Model represents association of marginal marine depositional environments such as lagoonal-barrier ridge–lagoonal-tidal flat setting (modified after Boggs 2009) responsible for the deposition of Naredi Formation during early Eocene

Conclusions

Facies analysis of the early Eocene Naredi Formation is used in reconstruction of its depositional environments. Here the green and brown gypseous shales are deposited in a back-reef/barrier lagoonal environment and the brown shale shows shallowing of the basin during its deposition. The glauconite either precipitated in the lagoons during slow sedimentation or re-precipitated during diagenesis.
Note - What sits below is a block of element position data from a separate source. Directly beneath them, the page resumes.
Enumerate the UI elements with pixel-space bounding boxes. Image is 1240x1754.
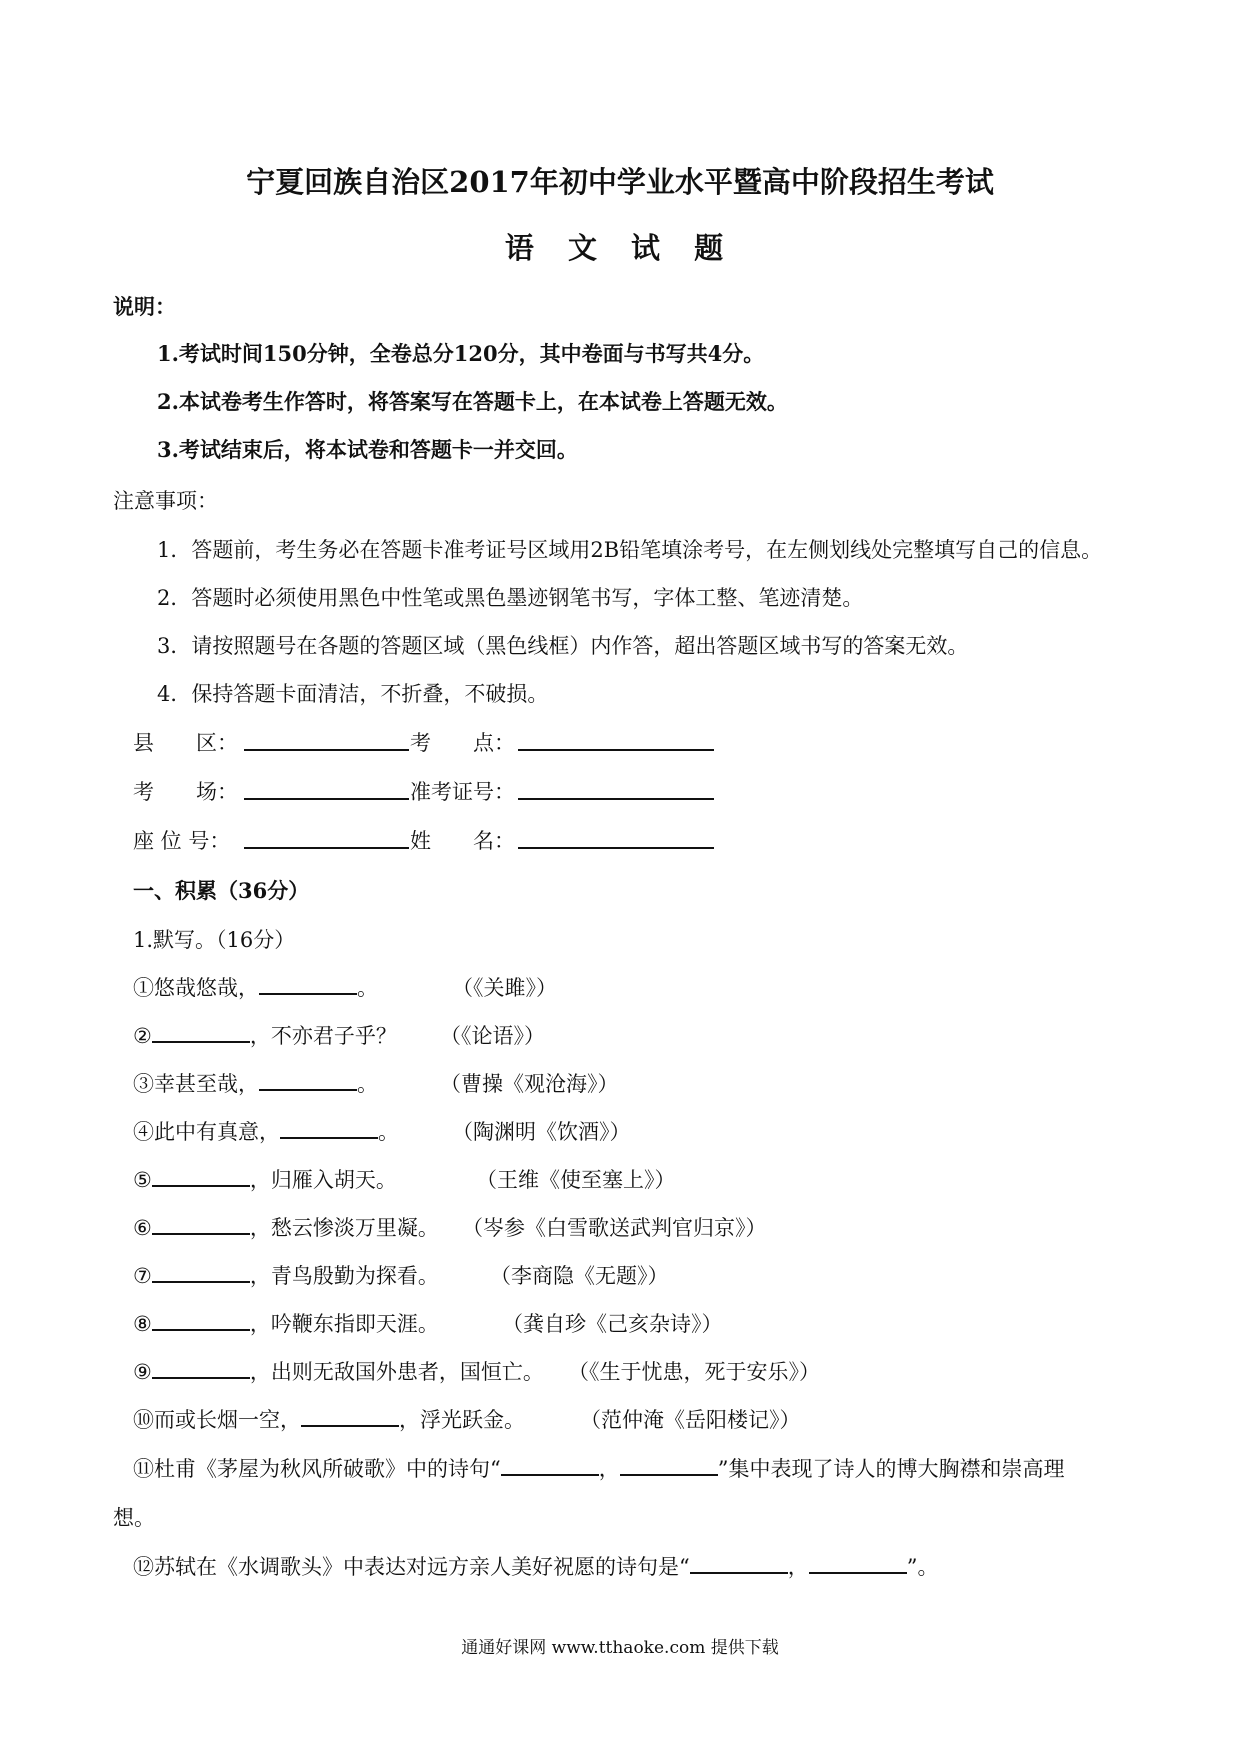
item-text: ⑨ — [133, 1360, 152, 1384]
item-text: ，不亦君子乎？ — [249, 1024, 397, 1048]
field-seat-line[interactable] — [244, 847, 409, 849]
item-text: ⑫苏轼在《水调歌头》中表达对远方亲人美好祝愿的诗句是“ — [133, 1555, 690, 1579]
dictation-item-1 — [133, 972, 378, 1002]
field-name-label: 姓 名： — [410, 829, 515, 853]
item-source: （《关雎》） — [452, 976, 557, 1000]
item-text: ④此中有真意， — [133, 1120, 280, 1144]
item-text: ①悠哉悠哉， — [133, 976, 259, 1000]
dictation-item-5 — [133, 1164, 397, 1194]
exam-title: 宁夏回族自治区2017年初中学业水平暨高中阶段招生考试 — [246, 165, 994, 199]
item-source: （曹操《观沧海》） — [440, 1072, 619, 1096]
dictation-item-11 — [133, 1453, 1064, 1483]
field-site — [410, 727, 515, 757]
item-text: ，归雁入胡天。 — [249, 1168, 397, 1192]
answer-blank[interactable] — [301, 1404, 399, 1427]
answer-blank[interactable] — [259, 972, 357, 995]
answer-blank[interactable] — [259, 1068, 357, 1091]
item-text: ⑥ — [133, 1216, 152, 1240]
item-text: 。 — [378, 1120, 399, 1144]
instruction-item: 2.本试卷考生作答时，将答案写在答题卡上，在本试卷上答题无效。 — [157, 389, 788, 414]
section-heading: 一、积累（36分） — [133, 878, 310, 903]
answer-blank[interactable] — [809, 1551, 907, 1574]
answer-blank[interactable] — [501, 1453, 599, 1476]
item-text: ”。 — [906, 1555, 939, 1579]
field-seat — [133, 825, 230, 855]
item-text: ， — [598, 1457, 620, 1481]
answer-blank[interactable] — [690, 1551, 788, 1574]
field-seat-label: 座 位 号： — [133, 829, 231, 853]
note-item: 2．答题时必须使用黑色中性笔或黑色墨迹钢笔书写，字体工整、笔迹清楚。 — [157, 586, 864, 610]
item-text: ，愁云惨淡万里凝。 — [249, 1216, 439, 1240]
field-site-line[interactable] — [518, 749, 714, 751]
question-1: 1.默写。（16分） — [133, 928, 296, 952]
item-text: ，青鸟殷勤为探看。 — [249, 1264, 439, 1288]
dictation-item-10 — [133, 1404, 525, 1434]
item-source: （龚自珍《己亥杂诗》） — [502, 1312, 723, 1336]
item-text: 。 — [357, 976, 378, 1000]
dictation-item-11-cont: 想。 — [113, 1506, 155, 1530]
item-text: ，出则无敌国外患者，国恒亡。 — [249, 1360, 544, 1384]
answer-blank[interactable] — [152, 1212, 250, 1235]
note-item: 1．答题前，考生务必在答题卡准考证号区域用2B铅笔填涂考号，在左侧划线处完整填写自己的信息。 — [157, 538, 1103, 562]
item-source: （范仲淹《岳阳楼记》） — [580, 1408, 801, 1432]
dictation-item-2 — [133, 1020, 397, 1050]
item-text: ，吟鞭东指即天涯。 — [249, 1312, 439, 1336]
item-text: ② — [133, 1024, 152, 1048]
instructions-heading: 说明： — [113, 294, 176, 319]
answer-blank[interactable] — [620, 1453, 718, 1476]
item-source: （《生于忧患，死于安乐》） — [568, 1360, 820, 1384]
exam-subtitle: 语 文 试 题 — [504, 231, 736, 265]
note-item: 3．请按照题号在各题的答题区域（黑色线框）内作答，超出答题区域书写的答案无效。 — [157, 634, 969, 658]
field-room-line[interactable] — [244, 798, 409, 800]
item-text: ⑤ — [133, 1168, 152, 1192]
dictation-item-9 — [133, 1356, 544, 1386]
answer-blank[interactable] — [152, 1020, 250, 1043]
item-text: ⑦ — [133, 1264, 152, 1288]
instruction-item: 1.考试时间150分钟，全卷总分120分，其中卷面与书写共4分。 — [157, 341, 765, 366]
answer-blank[interactable] — [152, 1308, 250, 1331]
item-source: （陶渊明《饮酒》） — [452, 1120, 631, 1144]
field-ticket-line[interactable] — [518, 798, 714, 800]
instruction-item: 3.考试结束后，将本试卷和答题卡一并交回。 — [157, 437, 578, 462]
dictation-item-4 — [133, 1116, 399, 1146]
field-room-label: 考 场： — [133, 780, 238, 804]
answer-blank[interactable] — [152, 1164, 250, 1187]
item-text: ， — [787, 1555, 809, 1579]
item-text: ③幸甚至哉， — [133, 1072, 259, 1096]
answer-blank[interactable] — [152, 1356, 250, 1379]
field-county-line[interactable] — [244, 749, 409, 751]
field-ticket — [410, 776, 515, 806]
field-room — [133, 776, 238, 806]
item-text: ”集中表现了诗人的博大胸襟和崇高理 — [717, 1457, 1065, 1481]
answer-blank[interactable] — [152, 1260, 250, 1283]
dictation-item-12 — [133, 1551, 938, 1581]
footer-credit: 通通好课网 www.tthaoke.com 提供下载 — [461, 1638, 779, 1658]
field-county-label: 县 区： — [133, 731, 238, 755]
item-text: ⑪杜甫《茅屋为秋风所破歌》中的诗句“ — [133, 1457, 501, 1481]
notes-heading: 注意事项： — [113, 489, 218, 513]
item-source: （李商隐《无题》） — [490, 1264, 669, 1288]
item-text: ⑧ — [133, 1312, 152, 1336]
item-text: 。 — [357, 1072, 378, 1096]
dictation-item-6 — [133, 1212, 439, 1242]
dictation-item-3 — [133, 1068, 378, 1098]
answer-blank[interactable] — [280, 1116, 378, 1139]
dictation-item-8 — [133, 1308, 439, 1338]
field-site-label: 考 点： — [410, 731, 515, 755]
field-ticket-label: 准考证号： — [410, 780, 515, 804]
field-name-line[interactable] — [518, 847, 714, 849]
field-county — [133, 727, 238, 757]
dictation-item-7 — [133, 1260, 439, 1290]
field-name — [410, 825, 515, 855]
item-text: ，浮光跃金。 — [399, 1408, 525, 1432]
note-item: 4．保持答题卡面清洁，不折叠，不破损。 — [157, 682, 549, 706]
item-text: ⑩而或长烟一空， — [133, 1408, 301, 1432]
item-source: （《论语》） — [440, 1024, 545, 1048]
item-source: （岑参《白雪歌送武判官归京》） — [462, 1216, 767, 1240]
item-source: （王维《使至塞上》） — [476, 1168, 676, 1192]
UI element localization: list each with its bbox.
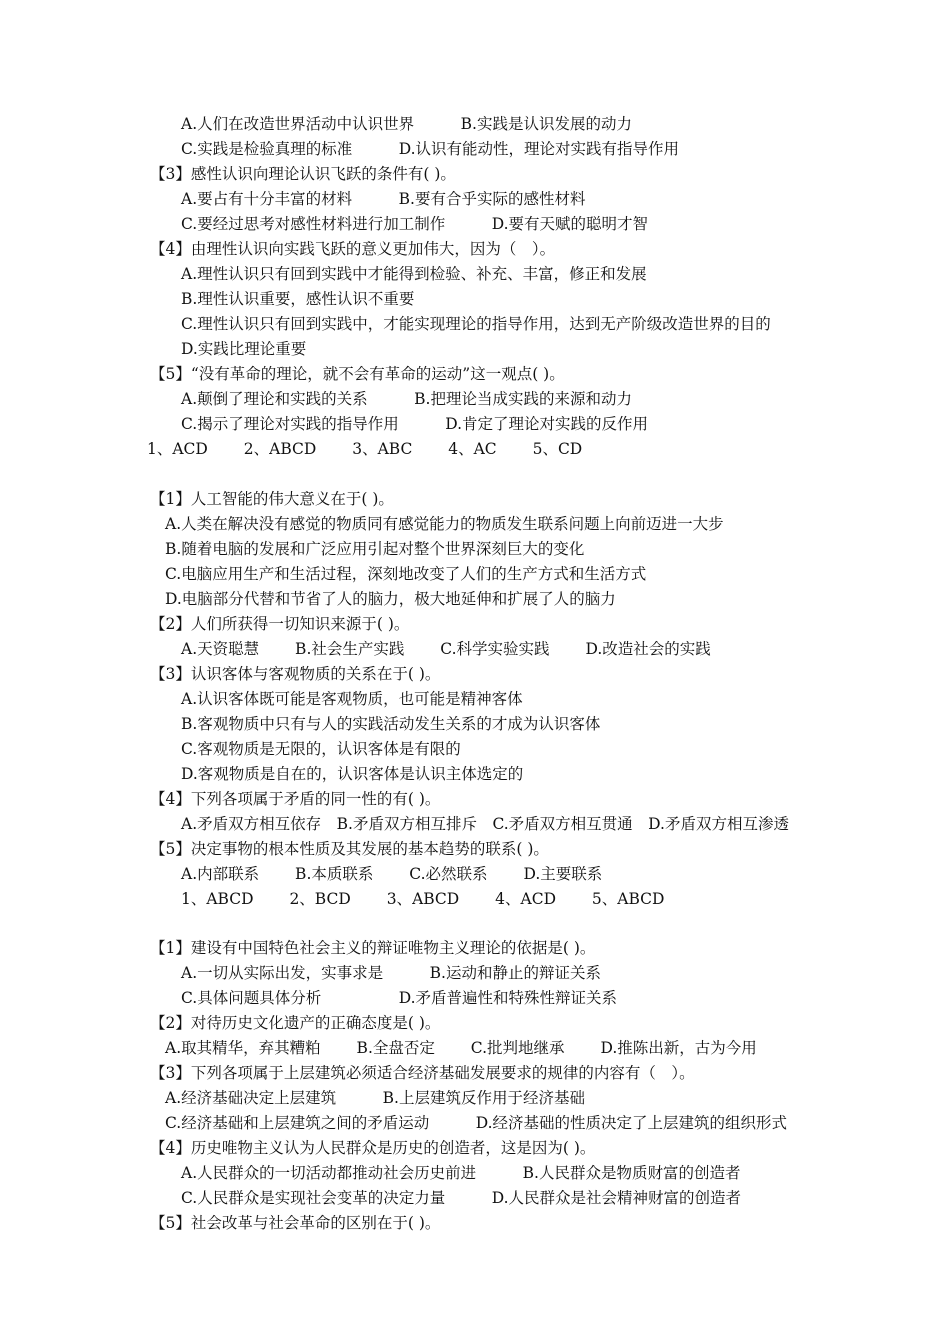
question-line: 【1】人工智能的伟大意义在于( )。 [150,490,394,508]
question-line: 【3】认识客体与客观物质的关系在于( )。 [150,665,441,683]
question-line: 【1】建设有中国特色社会主义的辩证唯物主义理论的依据是( )。 [150,939,596,957]
option-line: A.天资聪慧 B.社会生产实践 C.科学实验实践 D.改造社会的实践 [181,640,711,658]
question-line: 【4】由理性认识向实践飞跃的意义更加伟大，因为（ ）。 [150,240,556,258]
option-line: C.经济基础和上层建筑之间的矛盾运动 D.经济基础的性质决定了上层建筑的组织形式 [165,1114,788,1132]
question-line: 【5】社会改革与社会革命的区别在于( )。 [150,1214,441,1232]
question-line: 【2】人们所获得一切知识来源于( )。 [150,615,410,633]
option-line: D.电脑部分代替和节省了人的脑力，极大地延伸和扩展了人的脑力 [165,590,616,608]
answer-key-line: 1、ABCD 2、BCD 3、ABCD 4、ACD 5、ABCD [181,890,665,908]
option-line: A.颠倒了理论和实践的关系 B.把理论当成实践的来源和动力 [181,390,632,408]
option-line: D.客观物质是自在的，认识客体是认识主体选定的 [181,765,524,783]
option-line: A.内部联系 B.本质联系 C.必然联系 D.主要联系 [181,865,603,883]
question-line: 【3】下列各项属于上层建筑必须适合经济基础发展要求的规律的内容有（ ）。 [150,1064,695,1082]
option-line: C.理性认识只有回到实践中，才能实现理论的指导作用，达到无产阶级改造世界的目的 [181,315,771,333]
option-line: A.矛盾双方相互依存 B.矛盾双方相互排斥 C.矛盾双方相互贯通 D.矛盾双方相互渗透 [181,815,789,833]
option-line: D.实践比理论重要 [181,340,307,358]
option-line: A.经济基础决定上层建筑 B.上层建筑反作用于经济基础 [165,1089,585,1107]
answer-key-line: 1、ACD 2、ABCD 3、ABC 4、AC 5、CD [147,440,583,458]
option-line: C.要经过思考对感性材料进行加工制作 D.要有天赋的聪明才智 [181,215,649,233]
question-line: 【3】感性认识向理论认识飞跃的条件有( )。 [150,165,456,183]
option-line: A.取其精华，弃其糟粕 B.全盘否定 C.批判地继承 D.推陈出新，古为今用 [165,1039,757,1057]
option-line: C.客观物质是无限的，认识客体是有限的 [181,740,461,758]
option-line: A.人们在改造世界活动中认识世界 B.实践是认识发展的动力 [181,115,632,133]
option-line: C.揭示了理论对实践的指导作用 D.肯定了理论对实践的反作用 [181,415,649,433]
option-line: A.要占有十分丰富的材料 B.要有合乎实际的感性材料 [181,190,586,208]
option-line: C.具体问题具体分析 D.矛盾普遍性和特殊性辩证关系 [181,989,618,1007]
question-line: 【2】对待历史文化遗产的正确态度是( )。 [150,1014,441,1032]
option-line: C.电脑应用生产和生活过程，深刻地改变了人们的生产方式和生活方式 [165,565,647,583]
question-line: 【4】历史唯物主义认为人民群众是历史的创造者，这是因为( )。 [150,1139,596,1157]
option-line: A.一切从实际出发，实事求是 B.运动和静止的辩证关系 [181,964,601,982]
option-line: B.客观物质中只有与人的实践活动发生关系的才成为认识客体 [181,715,601,733]
option-line: A.认识客体既可能是客观物质，也可能是精神客体 [181,690,523,708]
option-line: B.理性认识重要，感性认识不重要 [181,290,415,308]
question-line: 【5】“没有革命的理论，就不会有革命的运动”这一观点( )。 [150,365,565,383]
option-line: A.人民群众的一切活动都推动社会历史前进 B.人民群众是物质财富的创造者 [181,1164,741,1182]
option-line: C.实践是检验真理的标准 D.认识有能动性，理论对实践有指导作用 [181,140,680,158]
option-line: A.理性认识只有回到实践中才能得到检验、补充、丰富，修正和发展 [181,265,647,283]
option-line: B.随着电脑的发展和广泛应用引起对整个世界深刻巨大的变化 [165,540,585,558]
question-line: 【4】下列各项属于矛盾的同一性的有( )。 [150,790,441,808]
option-line: A.人类在解决没有感觉的物质同有感觉能力的物质发生联系问题上向前迈进一大步 [165,515,724,533]
option-line: C.人民群众是实现社会变革的决定力量 D.人民群众是社会精神财富的创造者 [181,1189,742,1207]
question-line: 【5】决定事物的根本性质及其发展的基本趋势的联系( )。 [150,840,549,858]
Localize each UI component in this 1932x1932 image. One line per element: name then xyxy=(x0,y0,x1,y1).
The gypsum layers formed from the saline groundwater in both the shales as a result of evaporation. The overlying carbonate wackestone and packstone deposited on the beach ridge. The lagoonal condition is repeated again with the deposition of unfossiliferous clayey limestone. The back-reef bioclastic packstone–wackestone facies deposited on the reef margin by storms as the individual bioclast size crossed 2 mm and the coral reef formed during low- to medium-energy conditions on shallow ramps/platforms. Shallow-deep-shallow facies association suggests 2nd order sea-level change where lagoonal condition was changed to barrier reef and platform margin environment. Also, the 2nd order regressive phase incorporates climatically induced small-scale repetitions (3rd order sea-level changes) during the early Eocene.